Nothing bruises my ego quite like having to admit that my parents were right.

I’ve even gone so far as to write a column advising people not to listen to their parents.

But, unfortunately, they occasionally have their moments.

My parents always tell me, “te estás comiendo las etapas de la vida” — meaning, you’re eating through the stages of life. They typically say this while watching me cram an entire week into a single day, which is reasonable, but I’ve never seen it as skipping through stages.

To me, it just meant making the most of my time and taking advantage of every opportunity that came my way. Everyone moves at their own pace, and I didn’t see any reason to slow mine down.

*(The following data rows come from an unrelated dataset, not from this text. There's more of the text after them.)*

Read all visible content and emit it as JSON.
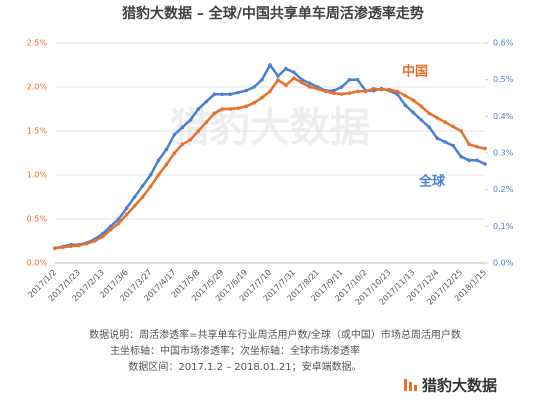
{
  "chart_data": {
    "type": "line",
    "title": "猎豹大数据 – 全球/中国共享单车周活渗透率走势",
    "watermark": "猎豹大数据",
    "logo": "猎豹大数据",
    "notes": [
      "数据说明：周活渗透率=共享单车行业周活用户数/全球（或中国）市场总周活用户数",
      "主坐标轴：中国市场渗透率；次坐标轴：全球市场渗透率",
      "数据区间：2017.1.2 – 2018.01.21；安卓端数据。"
    ],
    "categories": [
      "2017/1/2",
      null,
      null,
      "2017/1/23",
      null,
      null,
      "2017/2/13",
      null,
      null,
      "2017/3/6",
      null,
      null,
      "2017/3/27",
      null,
      null,
      "2017/4/17",
      null,
      null,
      "2017/5/8",
      null,
      null,
      "2017/5/29",
      null,
      null,
      "2017/6/19",
      null,
      null,
      "2017/7/10",
      null,
      null,
      "2017/7/31",
      null,
      null,
      "2017/8/21",
      null,
      null,
      "2017/9/11",
      null,
      null,
      "2017/10/2",
      null,
      null,
      "2017/10/23",
      null,
      null,
      "2017/11/13",
      null,
      null,
      "2017/12/4",
      null,
      null,
      "2017/12/25",
      null,
      null,
      "2018/1/15"
    ],
    "series": [
      {
        "name": "中国",
        "color": "#e8702a",
        "axis": "y",
        "values": [
          0.17,
          0.18,
          0.19,
          0.2,
          0.22,
          0.25,
          0.3,
          0.38,
          0.45,
          0.55,
          0.65,
          0.75,
          0.87,
          1.0,
          1.12,
          1.25,
          1.35,
          1.4,
          1.5,
          1.6,
          1.7,
          1.75,
          1.75,
          1.76,
          1.78,
          1.82,
          1.88,
          1.95,
          2.08,
          2.02,
          2.1,
          2.05,
          2.0,
          1.98,
          1.95,
          1.93,
          1.92,
          1.93,
          1.95,
          1.95,
          1.98,
          1.97,
          1.97,
          1.95,
          1.9,
          1.85,
          1.78,
          1.7,
          1.65,
          1.6,
          1.55,
          1.5,
          1.35,
          1.32,
          1.3
        ]
      },
      {
        "name": "全球",
        "color": "#4a7fd4",
        "axis": "y2",
        "values": [
          0.04,
          0.045,
          0.05,
          0.05,
          0.055,
          0.065,
          0.08,
          0.1,
          0.12,
          0.15,
          0.18,
          0.21,
          0.24,
          0.28,
          0.31,
          0.35,
          0.37,
          0.39,
          0.42,
          0.44,
          0.46,
          0.46,
          0.46,
          0.465,
          0.47,
          0.48,
          0.5,
          0.54,
          0.51,
          0.53,
          0.52,
          0.5,
          0.49,
          0.48,
          0.47,
          0.47,
          0.48,
          0.5,
          0.5,
          0.47,
          0.47,
          0.475,
          0.47,
          0.46,
          0.43,
          0.41,
          0.39,
          0.37,
          0.34,
          0.33,
          0.32,
          0.29,
          0.28,
          0.28,
          0.27
        ]
      }
    ],
    "ylim": [
      0,
      2.5
    ],
    "yticks": [
      {
        "value": 0,
        "label": "0.0%"
      },
      {
        "value": 0.5,
        "label": "0.5%"
      },
      {
        "value": 1.0,
        "label": "1.0%"
      },
      {
        "value": 1.5,
        "label": "1.5%"
      },
      {
        "value": 2.0,
        "label": "2.0%"
      },
      {
        "value": 2.5,
        "label": "2.5%"
      }
    ],
    "y2lim": [
      0,
      0.6
    ],
    "y2ticks": [
      {
        "value": 0,
        "label": "0.0%"
      },
      {
        "value": 0.1,
        "label": "0.1%"
      },
      {
        "value": 0.2,
        "label": "0.2%"
      },
      {
        "value": 0.3,
        "label": "0.3%"
      },
      {
        "value": 0.4,
        "label": "0.4%"
      },
      {
        "value": 0.5,
        "label": "0.5%"
      },
      {
        "value": 0.6,
        "label": "0.6%"
      }
    ],
    "grid": true
  }
}
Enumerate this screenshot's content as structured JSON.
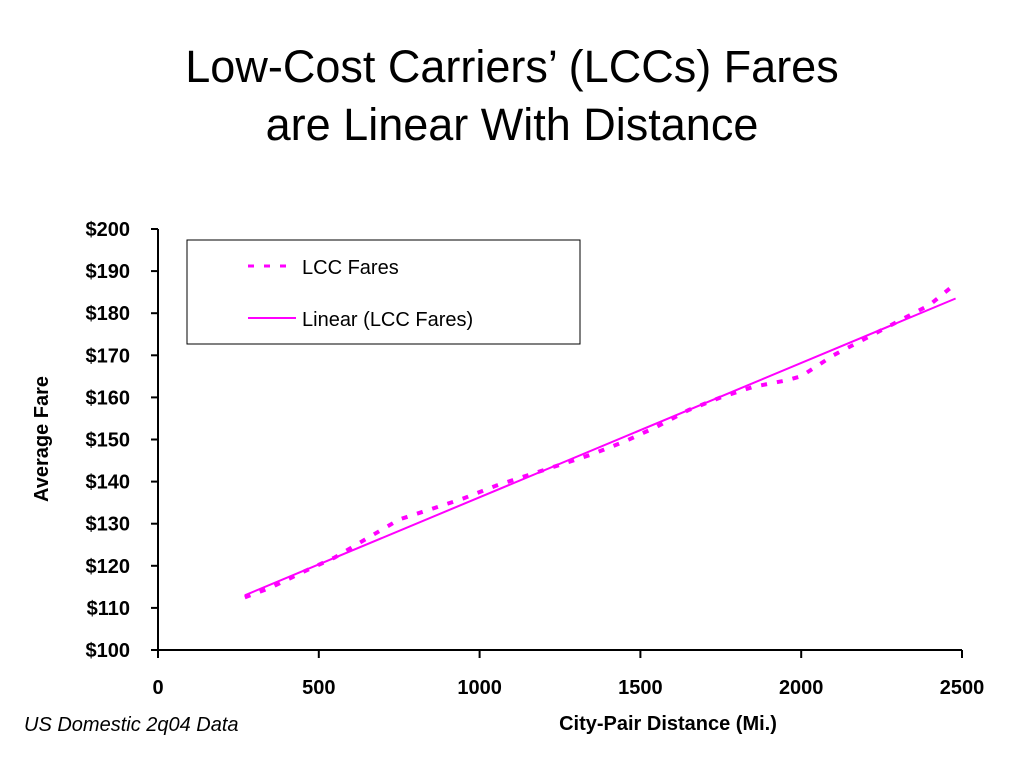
{
  "page": {
    "title_line1": "Low-Cost Carriers’ (LCCs) Fares",
    "title_line2": "are Linear With Distance",
    "footnote": "US Domestic 2q04 Data"
  },
  "chart_data": {
    "type": "line",
    "xlabel": "City-Pair Distance (Mi.)",
    "ylabel": "Average Fare",
    "xlim": [
      0,
      2500
    ],
    "ylim": [
      100,
      200
    ],
    "x_ticks": [
      0,
      500,
      1000,
      1500,
      2000,
      2500
    ],
    "x_tick_labels": [
      "0",
      "500",
      "1000",
      "1500",
      "2000",
      "2500"
    ],
    "y_ticks": [
      100,
      110,
      120,
      130,
      140,
      150,
      160,
      170,
      180,
      190,
      200
    ],
    "y_tick_labels": [
      "$100",
      "$110",
      "$120",
      "$130",
      "$140",
      "$150",
      "$160",
      "$170",
      "$180",
      "$190",
      "$200"
    ],
    "grid": false,
    "legend_position": "top-left",
    "series": [
      {
        "name": "LCC Fares",
        "style": "dotted",
        "color": "#ff00ff",
        "x": [
          270,
          350,
          450,
          550,
          650,
          750,
          850,
          950,
          1050,
          1150,
          1250,
          1350,
          1450,
          1550,
          1650,
          1750,
          1850,
          1950,
          2000,
          2100,
          2200,
          2300,
          2400,
          2480
        ],
        "y": [
          112.5,
          114.8,
          118.5,
          122,
          126.5,
          131,
          133.5,
          136,
          139,
          141.5,
          144,
          146.5,
          149.5,
          153,
          157,
          160,
          162.5,
          164,
          165,
          170,
          174,
          178,
          182,
          187
        ]
      },
      {
        "name": "Linear (LCC Fares)",
        "style": "solid",
        "color": "#ff00ff",
        "x": [
          270,
          2480
        ],
        "y": [
          113,
          183.5
        ]
      }
    ]
  }
}
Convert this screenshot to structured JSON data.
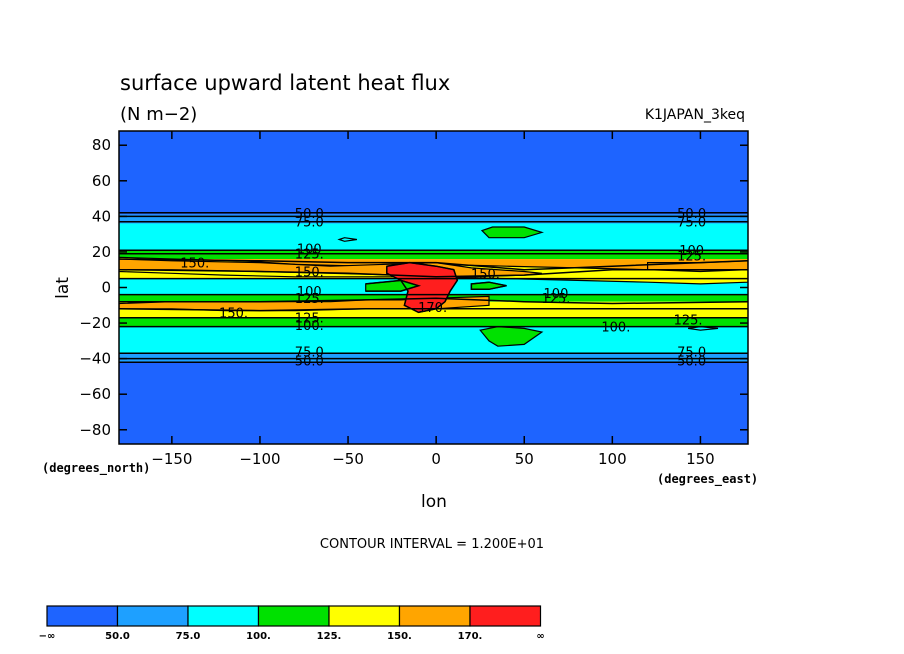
{
  "chart_data": {
    "type": "heatmap",
    "title": "surface upward latent heat flux",
    "units": "(N m−2)",
    "run_label": "K1JAPAN_3keq",
    "xlabel": "lon",
    "ylabel": "lat",
    "xunit": "(degrees_east)",
    "yunit": "(degrees_north)",
    "xlim": [
      -180,
      177
    ],
    "ylim": [
      -88,
      88
    ],
    "xticks": [
      -150,
      -100,
      -50,
      0,
      50,
      100,
      150
    ],
    "xtick_labels": [
      "−150",
      "−100",
      "−50",
      "0",
      "50",
      "100",
      "150"
    ],
    "yticks": [
      80,
      60,
      40,
      20,
      0,
      -20,
      -40,
      -60,
      -80
    ],
    "ytick_labels": [
      "80",
      "60",
      "40",
      "20",
      "0",
      "−20",
      "−40",
      "−60",
      "−80"
    ],
    "contour_interval_text": "CONTOUR INTERVAL = 1.200E+01",
    "legend": {
      "colors": [
        "#1e64ff",
        "#1ea0ff",
        "#00ffff",
        "#00e100",
        "#ffff00",
        "#ffa500",
        "#ff1e1e"
      ],
      "labels": [
        "−∞",
        "50.0",
        "75.0",
        "100.",
        "125.",
        "150.",
        "170.",
        "∞"
      ]
    },
    "zonal_bands": [
      {
        "lat_min": 41,
        "lat_max": 88,
        "level": 0
      },
      {
        "lat_min": 36,
        "lat_max": 41,
        "level": 1
      },
      {
        "lat_min": 21,
        "lat_max": 36,
        "level": 2
      },
      {
        "lat_min": 16,
        "lat_max": 21,
        "level": 3
      },
      {
        "lat_min": 10,
        "lat_max": 16,
        "level": 5
      },
      {
        "lat_min": 5,
        "lat_max": 10,
        "level": 4
      },
      {
        "lat_min": -4,
        "lat_max": 5,
        "level": 2
      },
      {
        "lat_min": -8,
        "lat_max": -4,
        "level": 3
      },
      {
        "lat_min": -17,
        "lat_max": -8,
        "level": 4
      },
      {
        "lat_min": -22,
        "lat_max": -17,
        "level": 3
      },
      {
        "lat_min": -37,
        "lat_max": -22,
        "level": 2
      },
      {
        "lat_min": -42,
        "lat_max": -37,
        "level": 1
      },
      {
        "lat_min": -88,
        "lat_max": -42,
        "level": 0
      }
    ],
    "regions": [
      {
        "level": 4,
        "points": [
          [
            -180,
            17
          ],
          [
            -150,
            16
          ],
          [
            -110,
            15
          ],
          [
            -80,
            13
          ],
          [
            -40,
            12
          ],
          [
            0,
            13
          ],
          [
            40,
            12
          ],
          [
            80,
            11
          ],
          [
            120,
            10
          ],
          [
            150,
            12
          ],
          [
            177,
            13
          ],
          [
            177,
            3
          ],
          [
            150,
            2
          ],
          [
            120,
            3
          ],
          [
            80,
            4
          ],
          [
            40,
            5
          ],
          [
            0,
            6
          ],
          [
            -40,
            6
          ],
          [
            -80,
            6
          ],
          [
            -120,
            7
          ],
          [
            -150,
            8
          ],
          [
            -180,
            9
          ]
        ]
      },
      {
        "level": 5,
        "points": [
          [
            -180,
            16
          ],
          [
            -150,
            15
          ],
          [
            -100,
            14
          ],
          [
            -60,
            12
          ],
          [
            -30,
            13
          ],
          [
            0,
            14
          ],
          [
            20,
            11
          ],
          [
            50,
            9
          ],
          [
            60,
            8
          ],
          [
            50,
            7
          ],
          [
            20,
            6
          ],
          [
            -20,
            7
          ],
          [
            -60,
            8
          ],
          [
            -100,
            9
          ],
          [
            -150,
            10
          ],
          [
            -180,
            10
          ]
        ]
      },
      {
        "level": 5,
        "points": [
          [
            120,
            14
          ],
          [
            150,
            14
          ],
          [
            177,
            15
          ],
          [
            177,
            10
          ],
          [
            150,
            9
          ],
          [
            120,
            10
          ]
        ]
      },
      {
        "level": 5,
        "points": [
          [
            -180,
            -9
          ],
          [
            -150,
            -8
          ],
          [
            -100,
            -8
          ],
          [
            -60,
            -8
          ],
          [
            -40,
            -7
          ],
          [
            -20,
            -7
          ],
          [
            0,
            -6
          ],
          [
            30,
            -5
          ],
          [
            30,
            -10
          ],
          [
            0,
            -12
          ],
          [
            -40,
            -12
          ],
          [
            -80,
            -13
          ],
          [
            -120,
            -13
          ],
          [
            -150,
            -12
          ],
          [
            -180,
            -12
          ]
        ]
      },
      {
        "level": 6,
        "points": [
          [
            -28,
            12
          ],
          [
            -15,
            14
          ],
          [
            0,
            12
          ],
          [
            10,
            10
          ],
          [
            12,
            4
          ],
          [
            8,
            -2
          ],
          [
            5,
            -8
          ],
          [
            0,
            -12
          ],
          [
            -10,
            -14
          ],
          [
            -18,
            -10
          ],
          [
            -16,
            -2
          ],
          [
            -20,
            4
          ],
          [
            -28,
            8
          ]
        ]
      },
      {
        "level": 3,
        "points": [
          [
            26,
            32
          ],
          [
            32,
            34
          ],
          [
            50,
            34
          ],
          [
            60,
            31
          ],
          [
            50,
            28
          ],
          [
            30,
            28
          ]
        ]
      },
      {
        "level": 3,
        "points": [
          [
            25,
            -24
          ],
          [
            35,
            -22
          ],
          [
            50,
            -23
          ],
          [
            60,
            -25
          ],
          [
            50,
            -32
          ],
          [
            35,
            -33
          ],
          [
            30,
            -30
          ]
        ]
      },
      {
        "level": 3,
        "points": [
          [
            -40,
            2
          ],
          [
            -20,
            4
          ],
          [
            -10,
            1
          ],
          [
            -20,
            -2
          ],
          [
            -40,
            -2
          ]
        ]
      },
      {
        "level": 3,
        "points": [
          [
            20,
            2
          ],
          [
            30,
            3
          ],
          [
            40,
            1
          ],
          [
            30,
            -1
          ],
          [
            20,
            -1
          ]
        ]
      },
      {
        "level": 2,
        "points": [
          [
            -55,
            27
          ],
          [
            -52,
            28
          ],
          [
            -45,
            27
          ],
          [
            -52,
            26
          ]
        ]
      },
      {
        "level": 2,
        "points": [
          [
            143,
            -23
          ],
          [
            150,
            -22
          ],
          [
            160,
            -23
          ],
          [
            150,
            -24
          ]
        ]
      }
    ],
    "contour_lines": [
      [
        [
          -180,
          42
        ],
        [
          -120,
          42
        ],
        [
          -60,
          42
        ],
        [
          0,
          42
        ],
        [
          60,
          42
        ],
        [
          120,
          42
        ],
        [
          177,
          42
        ]
      ],
      [
        [
          -180,
          40
        ],
        [
          -120,
          40
        ],
        [
          -60,
          40
        ],
        [
          0,
          40
        ],
        [
          60,
          40
        ],
        [
          120,
          40
        ],
        [
          177,
          40
        ]
      ],
      [
        [
          -180,
          37
        ],
        [
          -60,
          37
        ],
        [
          0,
          37
        ],
        [
          60,
          37
        ],
        [
          177,
          37
        ]
      ],
      [
        [
          -180,
          21
        ],
        [
          -60,
          21
        ],
        [
          0,
          21
        ],
        [
          60,
          21
        ],
        [
          177,
          21
        ]
      ],
      [
        [
          -180,
          19
        ],
        [
          -60,
          19
        ],
        [
          0,
          19
        ],
        [
          60,
          19
        ],
        [
          177,
          19
        ]
      ],
      [
        [
          -180,
          16
        ],
        [
          -100,
          15
        ],
        [
          -50,
          14
        ],
        [
          0,
          14
        ],
        [
          50,
          10
        ],
        [
          100,
          12
        ],
        [
          177,
          15
        ]
      ],
      [
        [
          -180,
          10
        ],
        [
          -100,
          9
        ],
        [
          -50,
          8
        ],
        [
          0,
          6
        ],
        [
          50,
          7
        ],
        [
          100,
          10
        ],
        [
          177,
          10
        ]
      ],
      [
        [
          -180,
          5
        ],
        [
          -60,
          5
        ],
        [
          -20,
          5
        ],
        [
          20,
          5
        ],
        [
          60,
          5
        ],
        [
          177,
          5
        ]
      ],
      [
        [
          -180,
          -4
        ],
        [
          -60,
          -4
        ],
        [
          -20,
          -4
        ],
        [
          20,
          -4
        ],
        [
          60,
          -4
        ],
        [
          177,
          -4
        ]
      ],
      [
        [
          -180,
          -8
        ],
        [
          -100,
          -8
        ],
        [
          -40,
          -7
        ],
        [
          0,
          -6
        ],
        [
          50,
          -8
        ],
        [
          100,
          -9
        ],
        [
          177,
          -8
        ]
      ],
      [
        [
          -180,
          -12
        ],
        [
          -100,
          -13
        ],
        [
          -40,
          -12
        ],
        [
          0,
          -12
        ],
        [
          50,
          -12
        ],
        [
          100,
          -12
        ],
        [
          177,
          -12
        ]
      ],
      [
        [
          -180,
          -17
        ],
        [
          -60,
          -17
        ],
        [
          0,
          -17
        ],
        [
          60,
          -17
        ],
        [
          177,
          -17
        ]
      ],
      [
        [
          -180,
          -22
        ],
        [
          -60,
          -22
        ],
        [
          0,
          -22
        ],
        [
          60,
          -22
        ],
        [
          177,
          -22
        ]
      ],
      [
        [
          -180,
          -37
        ],
        [
          -60,
          -37
        ],
        [
          0,
          -37
        ],
        [
          60,
          -37
        ],
        [
          177,
          -37
        ]
      ],
      [
        [
          -180,
          -40
        ],
        [
          -60,
          -40
        ],
        [
          0,
          -40
        ],
        [
          60,
          -40
        ],
        [
          177,
          -40
        ]
      ],
      [
        [
          -180,
          -42
        ],
        [
          -60,
          -42
        ],
        [
          0,
          -42
        ],
        [
          60,
          -42
        ],
        [
          177,
          -42
        ]
      ],
      [
        [
          -28,
          12
        ],
        [
          -15,
          14
        ],
        [
          0,
          12
        ],
        [
          10,
          10
        ],
        [
          12,
          4
        ],
        [
          8,
          -2
        ],
        [
          5,
          -8
        ],
        [
          0,
          -12
        ],
        [
          -10,
          -14
        ],
        [
          -18,
          -10
        ],
        [
          -16,
          -2
        ],
        [
          -20,
          4
        ],
        [
          -28,
          8
        ],
        [
          -28,
          12
        ]
      ],
      [
        [
          -40,
          2
        ],
        [
          -20,
          4
        ],
        [
          -10,
          1
        ],
        [
          -20,
          -2
        ],
        [
          -40,
          -2
        ]
      ],
      [
        [
          40,
          1
        ],
        [
          30,
          3
        ],
        [
          20,
          2
        ],
        [
          20,
          -1
        ],
        [
          30,
          -1
        ],
        [
          40,
          1
        ]
      ]
    ],
    "contour_labels": [
      {
        "text": "50.0",
        "lon": -72,
        "lat": 42
      },
      {
        "text": "75.0",
        "lon": -72,
        "lat": 37
      },
      {
        "text": "100",
        "lon": -72,
        "lat": 22
      },
      {
        "text": "125.",
        "lon": -72,
        "lat": 19
      },
      {
        "text": "150.",
        "lon": -137,
        "lat": 14
      },
      {
        "text": "150.",
        "lon": -72,
        "lat": 9
      },
      {
        "text": "100",
        "lon": -72,
        "lat": -2
      },
      {
        "text": "125.",
        "lon": -72,
        "lat": -6
      },
      {
        "text": "150.",
        "lon": -115,
        "lat": -14
      },
      {
        "text": "125.",
        "lon": -72,
        "lat": -17
      },
      {
        "text": "100.",
        "lon": -72,
        "lat": -21
      },
      {
        "text": "75.0",
        "lon": -72,
        "lat": -36
      },
      {
        "text": "50.0",
        "lon": -72,
        "lat": -41
      },
      {
        "text": "150.",
        "lon": 28,
        "lat": 8
      },
      {
        "text": "170.",
        "lon": -2,
        "lat": -11
      },
      {
        "text": "100",
        "lon": 68,
        "lat": -3
      },
      {
        "text": "125.",
        "lon": 68,
        "lat": -6
      },
      {
        "text": "100.",
        "lon": 102,
        "lat": -22
      },
      {
        "text": "125.",
        "lon": 143,
        "lat": -18
      },
      {
        "text": "50.0",
        "lon": 145,
        "lat": 42
      },
      {
        "text": "75.0",
        "lon": 145,
        "lat": 37
      },
      {
        "text": "100",
        "lon": 145,
        "lat": 21
      },
      {
        "text": "125.",
        "lon": 145,
        "lat": 18
      },
      {
        "text": "75.0",
        "lon": 145,
        "lat": -36
      },
      {
        "text": "50.0",
        "lon": 145,
        "lat": -41
      }
    ]
  }
}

Because even when I tried to slow down, I would find myself reverting back to my “young ho,” two-times speed ways.

I told her that it’s slightly unrealistic to ask students, especially at UC Berkeley, to stop looking at empty space on their Google Calendars as something to be filled. If there’s a time to be cracked out, it’s now — these are the years we’re meant to experiment, to take advantage of every opportunity and to see what we’re capable of.

I’m young and turnt — now is not the time to slow down. Speed it up!

However, I’ve also come to realize that living at this pace requires knowing when to take my foot off the gas.

A friend once told me that the difference between a great Formula 1 driver and a good one is that a great one has mastered the skill of knowing exactly when slowing down is more beneficial than speeding up.

Once I got used to taking every turn at 90 miles per hour, the thrill became addictive.

I began to crave constant motion. I stacked my schedule with extracurriculars, meetings, absurdly long “lock-in” sessions at Doe Library, anything that made my time feel optimized. I convinced myself that my lifestyle was productive since it felt like “hard work.” Because, at the end of the day, who am I to complain about having so much on my plate when my goal was to eat?

Ironically, it was a video about fasting that challenged my logic.

A friend sent me a video Zohran Mamdani posted, in which a woman named Gazi describes how, during Ramadan, you can spend the entire day craving food and water, only to feel full almost immediately after breaking your fast. It’s almost as if you didn’t spend that whole day dreaming of that very moment.

She uses this as a lesson in the shallowness of instant gratification, which made me realize how uncritically I had been indulging my own impulse to keep reaching for more.

I had spent so much time looking for the next opportunity to take advantage of that I moved on almost immediately when I finally got what I had been working towards. I ended up chasing things longer than I actually enjoyed them, confusing having an appetite for life with mindlessly consuming it.

Soon after watching the video, I realized that being cracked was less about my academic success and more about keeping myself busy enough not to have to sit alone with my thoughts. The back-to-back commitments helped me suppress any emotions that “got in the way” of the work I needed to get done. By distracting myself from the chaos in my head, artificially introducing chaos into my life brought me comfort.

This all ended up catching up to me during my freshman year of college. I spent a lot of time alone, unable to outrun my mind. I tried returning to my usual avoidance tactics, but this time I wasn’t fast enough. I was running in circles inside my head, moving constantly, but getting nowhere.

For a while, I thought I had wasted a perfectly good year of college. I was frustrated at myself for not taking advantage of more opportunities, for letting my thoughts consume me and for not having anything to show for it.

But looking back, it was probably the year I grew most as a person.

I had been so focused on having something to show for my time that I never stopped to consider what I was actually taking away from it.

I once heard that if the only thing you get out of Ramadan is hunger, you did it wrong.

In the same way, if all you got from an internship is being able to post it on LinkedIn, you probably did it wrong, too.

And that’s exactly what my parents were trying to say all along.

“Te estas comiendo las etapas de la vida” — you’re consuming your life faster than you are experiencing it.

Because if you take every turn at full speed, not only will you probably crash, but you’ll also miss everything that made the drive worth it.